As the night progressed what impressed me most was the boxing skills of the combatants involved. This was a result of a daft assumption on my part that as all fights ended up on the ground, (they don’t) the training given over to boxing was minimal. One of the biggest surprises of the night for me was the fight between Brendan ‘The Hybrid’ Schaub and Antonio ‘Minotauro’ Nogueira. I had been led to belive that Schaub’s biggest chance of victory was to stay off the floor and hope to land some of his renowned big punches. It took just over 3 minutes to prove this theory wrong. ‘Big Nog’ Nogueira, a man whose record shows a love of submission holds turned the tables on Schaub and knocked him bandy with a huge left hook. Despite being only a little over 2 years older than me Nogueira looks old enough to be my Dad and he’d out Schaub-ed Schaub.

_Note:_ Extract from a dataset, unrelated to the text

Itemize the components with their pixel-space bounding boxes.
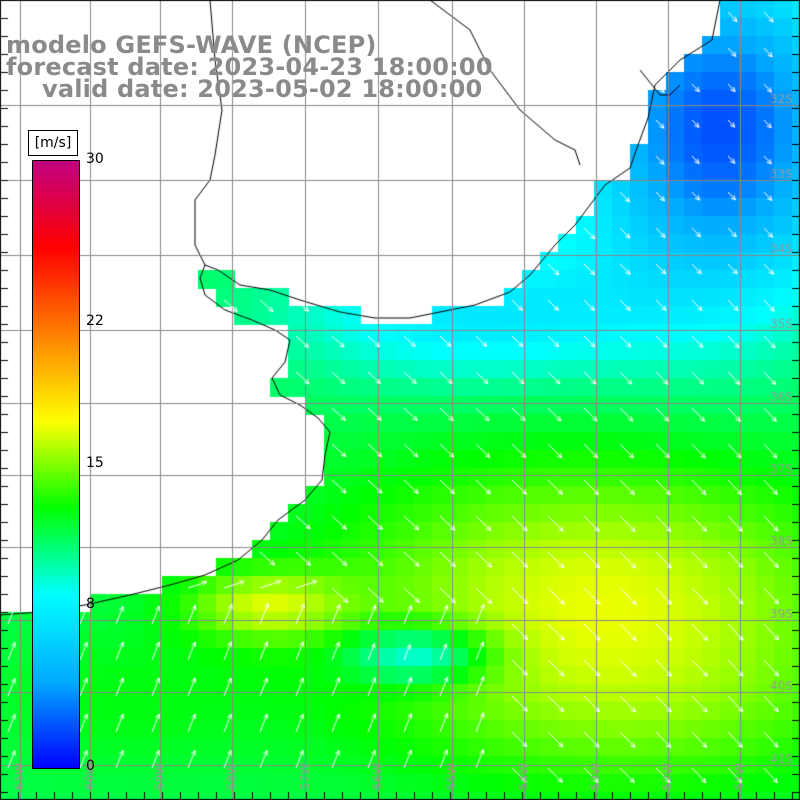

A lot is made in the mainstream media of the brutality of MMA. The term cage-fighting is often used to, in my opinion, paint a more dangerous picture of the UFC and its fellow organisations than necessary. That said, there is one aspect of the fights that took some getting used to. In boxing when a fighter goes down his opponent is sent to a neutral corner . It came as a slight shock each time a fighter in Rio pounced immediately on a fallen foe. It is a very well refereed sport though and the phrase ‘intelligently defend yourself’ is one I have heard repeatedly. If the referee thinks you are not defending yourself properly the bout is stopped. Only once was I genuinely concerned over a fighter’s wellbeing and that was when Forrest Griffin was stopped early by Shogun Rua after having his head bounced off the canvas by repeated hammer fists. Happily, Griffin was soon on his feet and seemed to show no lasting damage.
On we went to the main event of the evening, Silva vs Okami. There has been plenty written about Anderson Silva by far more qualified people than me. The best compliment I can give the middleweight champion is that, in victory it looked as though the fight ended exactly when Silva chose it to end. There was a consummate control innate in all elite sports men and women and it was a real joy to watch him fight. It seemed the perfect way to end my first real experience of watching an MMA show.

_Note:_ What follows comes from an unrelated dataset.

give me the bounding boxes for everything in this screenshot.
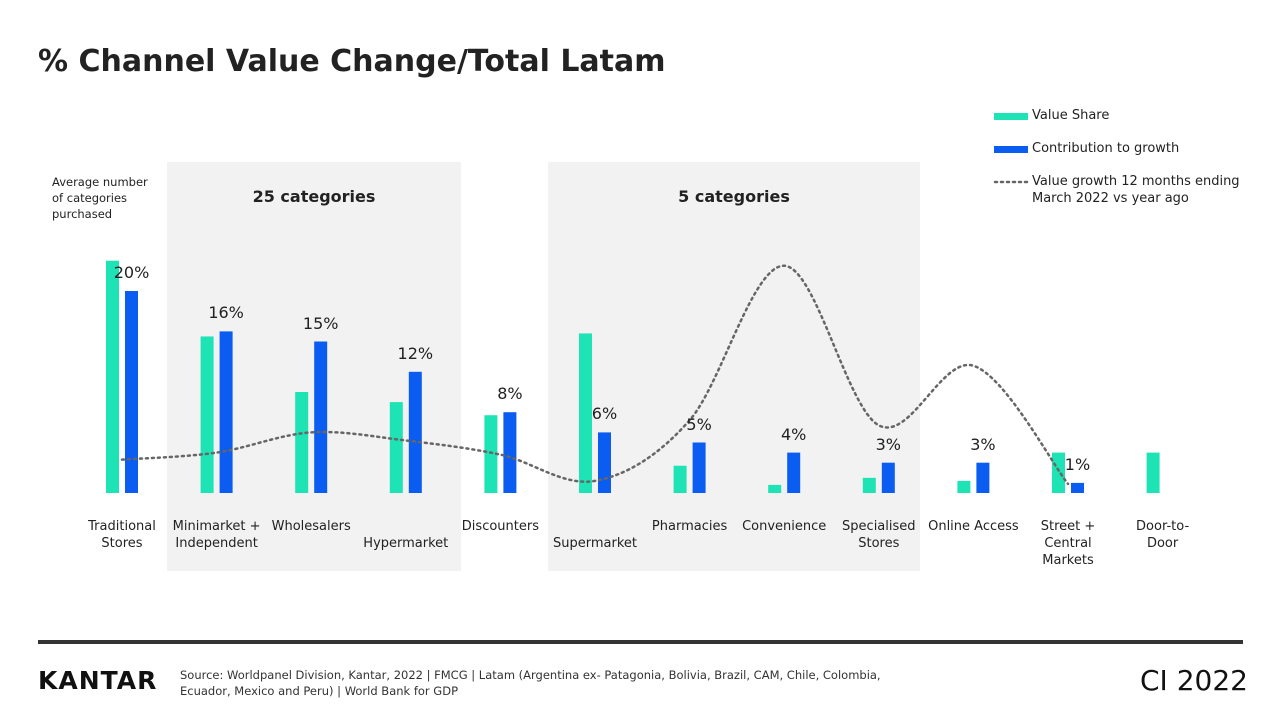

So that was it. I had watched and thoroughly enjoyed mixed martial arts for the first time. My initial was thought was, yes, but they can’t all be this good though. Can they? The answer it would appear is yes, it can. Judicious match making allied to a seemingly real desire to provide the fans with entertainment. These are just some of the driving forces behind this sport. Boxing is too often concerned with the ‘main event’. They use a big fight as a crutch to load weak bills on to, assuming that fans won’t want to bother with the smaller fights anyway. The UFC is proof that you can have a stacked card and it takes absolutely nothing away from the headline bout. In an era where boxing is losing fans hand over fist it could learn a lesson from Dana White and the not so new kids on the block.